If you’re a regular at a Yangon teashop, you might like to ask the owner where he buys his leaves. While foreign correspondents concern themselves with the trial of Aung San Suu Kyi, talk in local media, marketplaces and street stalls has been preoccupied with reports about harmful chemicals and parasites in tea, chili, fish paste and cooking oil. As if millions of people in Myanmar didn’t have enough trouble thinking where their next meal might come from, those who can afford to eat are increasingly worried by news of what’s in the stuff that they’re buying.
A recent edition of Weekly Eleven, for example, carried a front-page story about toxins and fungi in chili powder supplies. It pointed out that whereas in the past most people dried and pounded their own chili, now the trend is towards the prepackaged variety, so the quantity of commercially made powder has increased a lot.
There are at least two big problems with this. First, much of the chili, along with other foods, includes coloring that may be dangerous to people’s health. Companies have been setting up and expanding manufacturing without quality or safety controls. Second, larger amounts of food are getting stored for longer periods, and some attract fungi, especially in the rainy season, which merchants stir into the product prior to sale rather than discard it.
Although an alert consumer may be able to make out signs of fungi, food coloring is harder to detect, harder to know if it may be dangerous or not, and, according to some experts in Myanmar, more likely to pose a threat. Professor Khin Maung Win, a liver specialist, told Weekly Eleven that some food colorings could cause liver or bladder cancer, or kidney disease. Another doctor told the journal that a certain type of poisonous fungi found in tealeaves contains aflatoxins, which could also result in liver cancer.

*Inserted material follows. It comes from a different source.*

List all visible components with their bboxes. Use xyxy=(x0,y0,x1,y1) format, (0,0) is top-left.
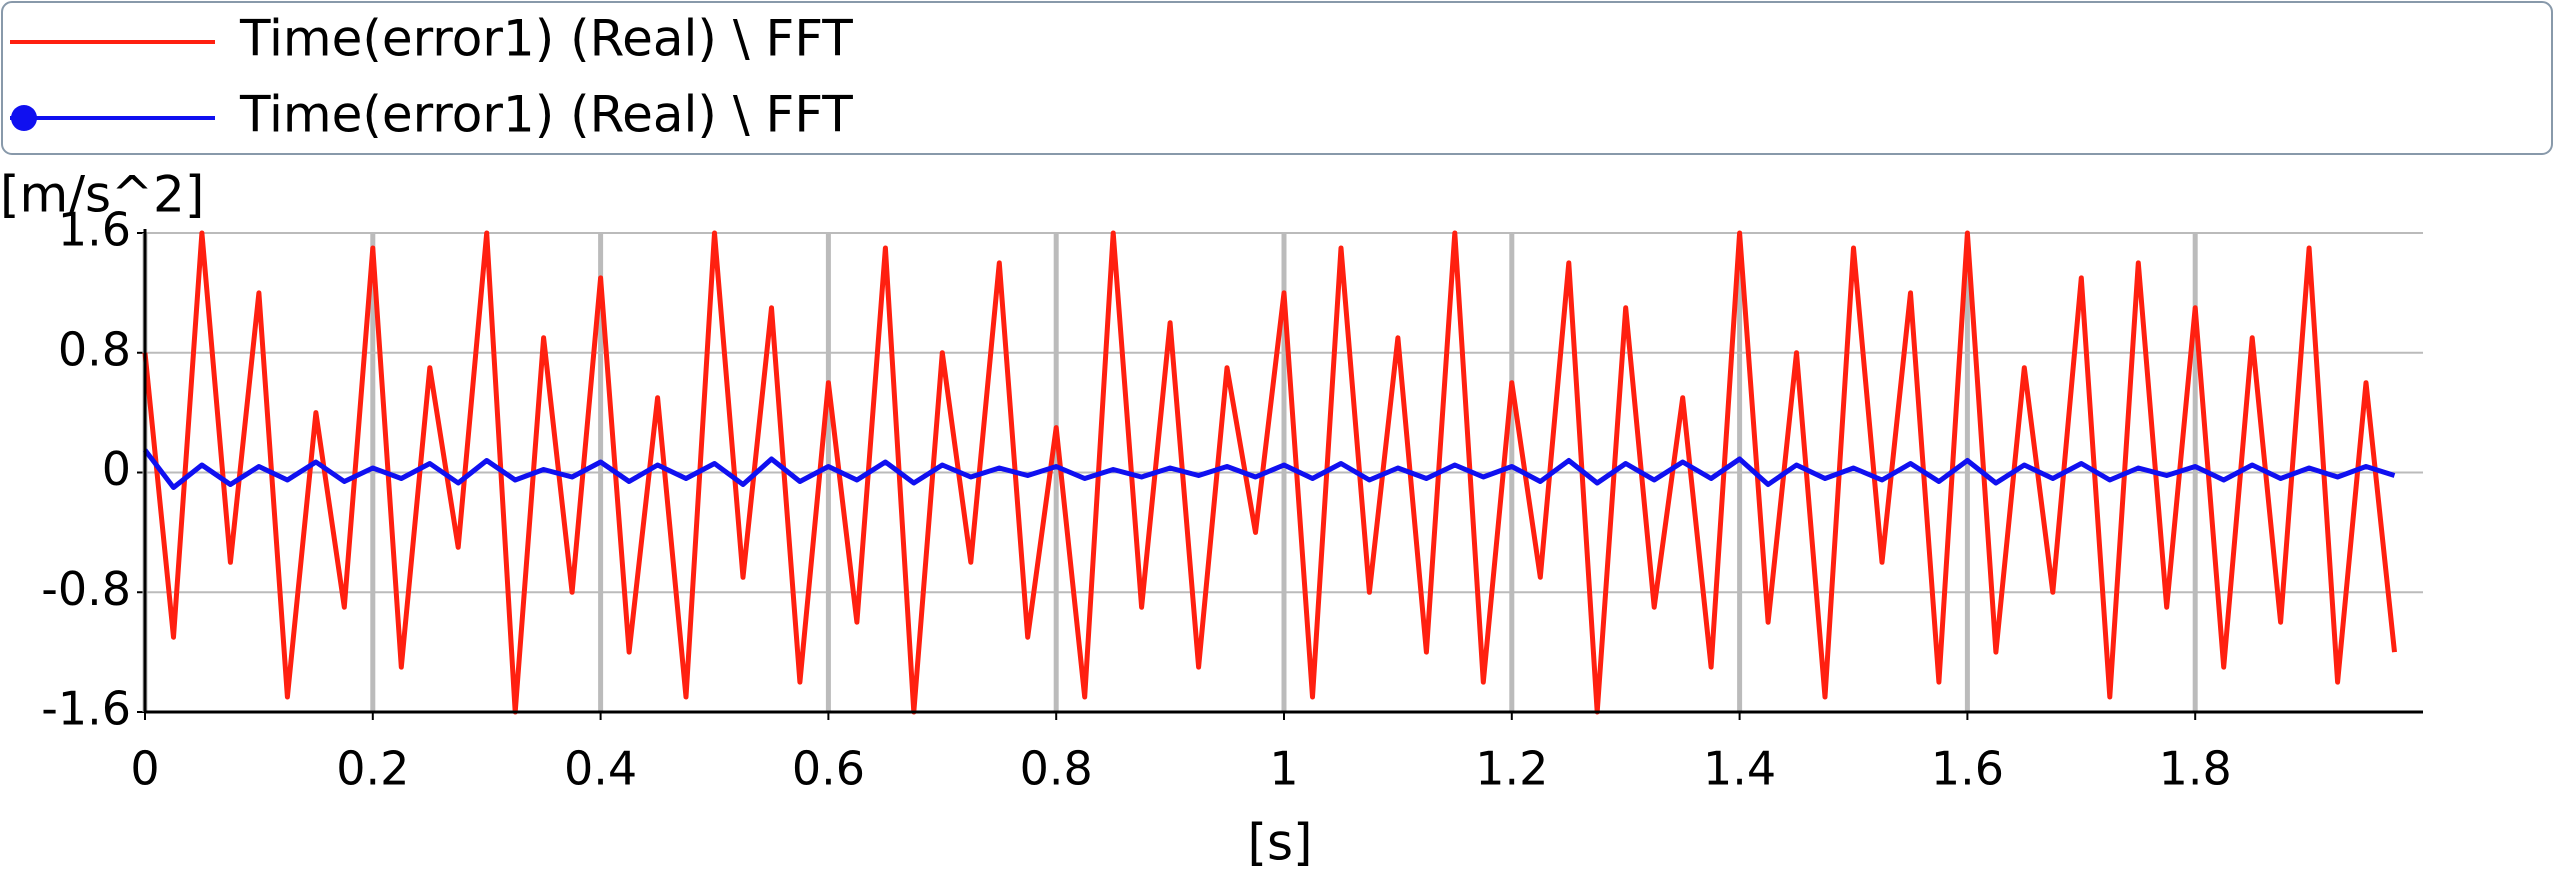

Government agencies’ reassurances that they’re checking brand by brand and removing those found to be a health risk; are setting up committees to better monitor and regulate food manufacture, and are planning to put labels on those products that pass inspection are unlikely to ease concerns. Food scares have been a feature of life in Myanmar for years, and as more and more factory-produced items make their way into people’s diets without oversight or openness, questions about what’s really in them are only set to increase. The officially-announced withdrawal of contaminated baby formula from the shelves last year, for example, only came after considerable delay, and with few details to aid consumers in their choice of what to buy and what to throw away.
The root problem is not one of food at all. It’s a problem of trust, or rather, the lack of it. People in Myanmar simply don’t believe what their government tells them about what it’s doing. And why should they? Reports on measures to ban unsafe foods are met with the same incredulity as those on Aung San Suu Kyi’s trial. From political machinations to shopfront exchanges, the only thing that is certain is that nobody can believe what they’ve been told. Both the hearings in Insein Prison and toxic food colorings in one way or another profoundly affect people’s lives, but whereas the former seem far removed from daily affairs, the tealeaves look back at the drinker every time he stares into the cup.